Container Freight Market Tightens as Carriers Impose New Surcharges and GRIs

Container Freight Market Tightens as Carriers Impose New Surcharges and GRIs

William Faulkner 05-Jun-2026

Global shipping markets remained under significant pressure at the beginning of June 2026 as continued disruption in the Gulf region matched with an earlier than expected peak- season demand surge.

Global shipping markets remained under significant pressure at the beginning of June 2026 as continued disruption in the Gulf region matched with an earlier than expected peak- season demand surge.  The combination of heightened geopolitical risks, tighter vessel capacity  and fresh carrier surcharges pushed freight charges higher across major east- west trade routes, leaving shippers with restricted relief from the market volatility experienced in current weeks.

Spot rates spike as peak season demand arrives ahead of schedule

On June 2, container spot rates shot up as General Rate Increases and peak season surcharges took effect. Strong cargo booking from Asia, combined with tighter vessel space availability, contributed to significant rate increases on Asia-Europe and Transpacific routes.  As per market source, Asia–Europe lanes saw daily rates rise by $1,000 to $1,800 per FEU compared to the previous week. For Asia to North Europe, rates topped pre-crisis highs from June–July 2025. While Transpacific rates were about $1,000 per FEU lower than last year’s spike, they're catching up. Shippers are getting hit with reduced container allocations and unexpected premium fees, pointing to tighter capacity before the July peak.

Shipping Industry Calls for Lasting Security Before Route Normalization

At Posidonia in Athens on June 2nd, shipping executives stated that normal transit through the Strait of Hormuz will not resume until strong security guarantees are in place. Industry leaders, including George Procopiou of Dynacom Tankers Management along with BIMCO and the International Chamber of Shipping, warned that risks such as naval mines could persist even after a ceasefire, making the security the top priority before route normalizations.
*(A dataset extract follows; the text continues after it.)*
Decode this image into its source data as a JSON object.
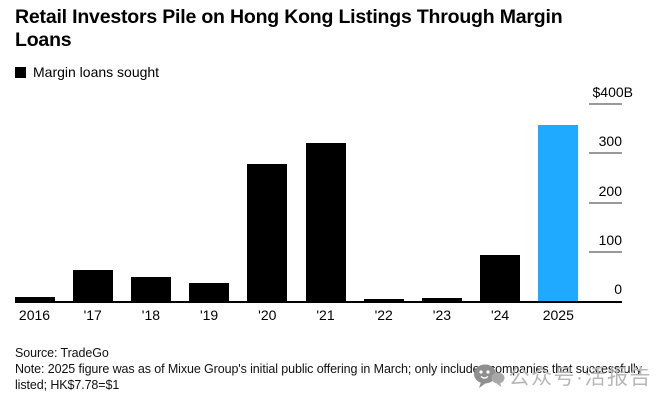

Maersk keeps Hormuz transits suspended; "Project Freedom" quietly shelved

Maersk confirmed on June 3 that it's keeping its full suspension of transits through the Strait of Hormuz. Their advisory mentioned the US-led "Project Freedom" naval escort plan, which was scrapped after only 36 hours. Now, the US Central Command does things more low-key. Vessels turn off their transponders and follow the Omani coast with covert US military help. Since Maersk hasn't lifted the suspension yet, it shows that operators aren't confident enough to sail without protection.
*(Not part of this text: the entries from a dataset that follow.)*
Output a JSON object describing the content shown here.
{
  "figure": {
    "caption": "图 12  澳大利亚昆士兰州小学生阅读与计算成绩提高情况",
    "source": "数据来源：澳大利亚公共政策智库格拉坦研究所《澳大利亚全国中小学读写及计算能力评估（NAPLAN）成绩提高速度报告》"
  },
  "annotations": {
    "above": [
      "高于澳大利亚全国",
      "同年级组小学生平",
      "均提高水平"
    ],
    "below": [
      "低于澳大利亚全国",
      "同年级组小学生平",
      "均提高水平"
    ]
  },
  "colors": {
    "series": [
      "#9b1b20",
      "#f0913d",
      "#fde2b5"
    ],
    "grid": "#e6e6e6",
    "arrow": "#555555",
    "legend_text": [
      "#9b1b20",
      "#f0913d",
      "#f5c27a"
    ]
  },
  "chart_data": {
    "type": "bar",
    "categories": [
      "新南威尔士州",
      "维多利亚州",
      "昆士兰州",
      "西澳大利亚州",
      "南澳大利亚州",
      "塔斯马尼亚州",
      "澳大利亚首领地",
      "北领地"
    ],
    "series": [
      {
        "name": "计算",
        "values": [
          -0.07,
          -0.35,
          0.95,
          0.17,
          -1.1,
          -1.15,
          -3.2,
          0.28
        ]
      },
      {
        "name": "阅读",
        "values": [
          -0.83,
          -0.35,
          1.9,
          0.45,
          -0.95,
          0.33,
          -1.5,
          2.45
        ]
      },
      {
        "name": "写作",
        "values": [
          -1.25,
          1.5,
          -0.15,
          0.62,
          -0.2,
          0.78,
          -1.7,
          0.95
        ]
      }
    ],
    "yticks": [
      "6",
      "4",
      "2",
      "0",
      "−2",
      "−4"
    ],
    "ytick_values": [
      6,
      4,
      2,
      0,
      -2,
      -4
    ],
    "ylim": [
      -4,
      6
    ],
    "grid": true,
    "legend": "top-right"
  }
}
EU moves to curb subsidised Asian imports; e-commerce fee takes effect July Trade

The European Union confirmed a flat €3 fee on low-value imports, starting in July 2026, followed by a €2 handling fee in November. This is in reaction to the surge in Asian e-commerce sales to Europe. However, parcel carriers have warned that the necessary reporting systems aren't quite ready, potentially causing border delays starting next month. Adding these fees creates more complications for Asia-Europe freight logistics. With current route disruptions and pricing fluctuations already stressing shippers, this new measure isn't coming at a convenient time.
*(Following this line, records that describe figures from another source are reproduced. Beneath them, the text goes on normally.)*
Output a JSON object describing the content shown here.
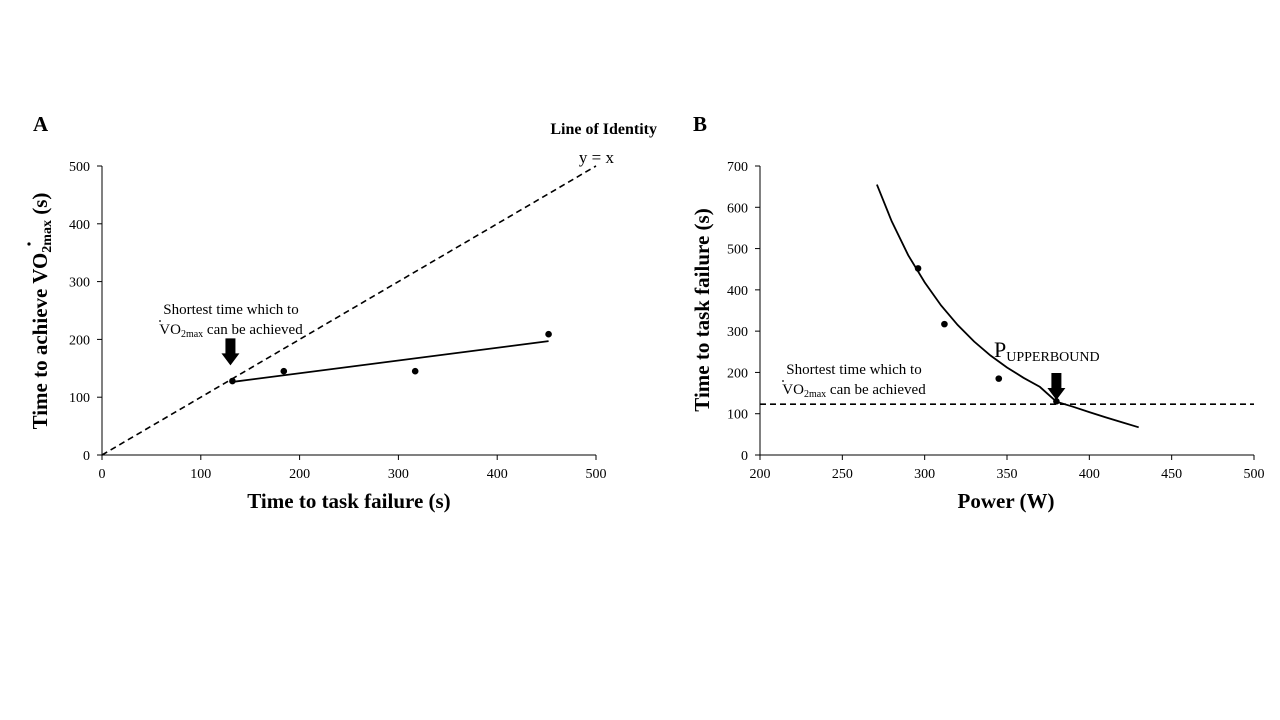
{
  "chart_data": [
    {
      "panel": "A",
      "type": "scatter",
      "xlabel": "Time to task failure (s)",
      "ylabel": "Time to achieve V̇O2max (s)",
      "ylabel_parts": {
        "prefix": "Time to achieve ",
        "v": "V",
        "o2": "O",
        "sub": "2max",
        "suffix": " (s)"
      },
      "xlim": [
        0,
        500
      ],
      "ylim": [
        0,
        500
      ],
      "xticks": [
        0,
        100,
        200,
        300,
        400,
        500
      ],
      "yticks": [
        0,
        100,
        200,
        300,
        400,
        500
      ],
      "points": [
        {
          "x": 132,
          "y": 128
        },
        {
          "x": 184,
          "y": 145
        },
        {
          "x": 317,
          "y": 145
        },
        {
          "x": 452,
          "y": 209
        }
      ],
      "fit_line": {
        "style": "solid",
        "x": [
          130,
          452
        ],
        "y": [
          126,
          197
        ]
      },
      "identity_line": {
        "style": "dashed",
        "x": [
          0,
          500
        ],
        "y": [
          0,
          500
        ]
      },
      "annotations": {
        "identity_title": "Line of Identity",
        "identity_eq": "y = x",
        "shortest_line1": "Shortest time which to",
        "shortest_vo2": "VO",
        "shortest_sub": "2max",
        "shortest_rest": " can be achieved",
        "arrow_at": {
          "x": 130,
          "y": 155
        }
      },
      "grid": false,
      "legend": "none"
    },
    {
      "panel": "B",
      "type": "scatter",
      "xlabel": "Power (W)",
      "ylabel": "Time to task failure (s)",
      "xlim": [
        200,
        500
      ],
      "ylim": [
        0,
        700
      ],
      "xticks": [
        200,
        250,
        300,
        350,
        400,
        450,
        500
      ],
      "yticks": [
        0,
        100,
        200,
        300,
        400,
        500,
        600,
        700
      ],
      "points": [
        {
          "x": 296,
          "y": 452
        },
        {
          "x": 312,
          "y": 317
        },
        {
          "x": 345,
          "y": 185
        },
        {
          "x": 380,
          "y": 130
        }
      ],
      "curve": {
        "style": "solid",
        "x": [
          271,
          280,
          290,
          300,
          310,
          320,
          330,
          340,
          350,
          360,
          370,
          380,
          390,
          400,
          410,
          420,
          430
        ],
        "y": [
          655,
          566,
          484,
          418,
          362,
          315,
          275,
          241,
          212,
          187,
          165,
          129,
          117,
          104,
          91,
          79,
          67
        ]
      },
      "threshold_line": {
        "style": "dashed",
        "y": 123,
        "x": [
          200,
          500
        ]
      },
      "annotations": {
        "shortest_line1": "Shortest time which to",
        "shortest_vo2": "VO",
        "shortest_sub": "2max",
        "shortest_rest": " can be achieved",
        "p_main": "P",
        "p_sub": "UPPERBOUND",
        "arrow_at": {
          "x": 380,
          "y": 155
        }
      },
      "grid": false,
      "legend": "none"
    }
  ]
}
Outlook: Freight Market Expected to Remain Firm Through June

Looking ahead, freight markets are anticipated to remain supported by a combination of geopolitical uncertainty, robust seasonal demand and continued carrier capacity management. Additional pricing actions by shipping lines, including further GRI’s and surcharges are expected to keep rates high across key Asia- Europe and Transpacific  corridors. As a result, many shippers are likely to secure booking earlier, diversify logistics strategies where possible, and maintain higher inventory levels to reduce exposure to potential supply chain disruptions during the peak shipping season.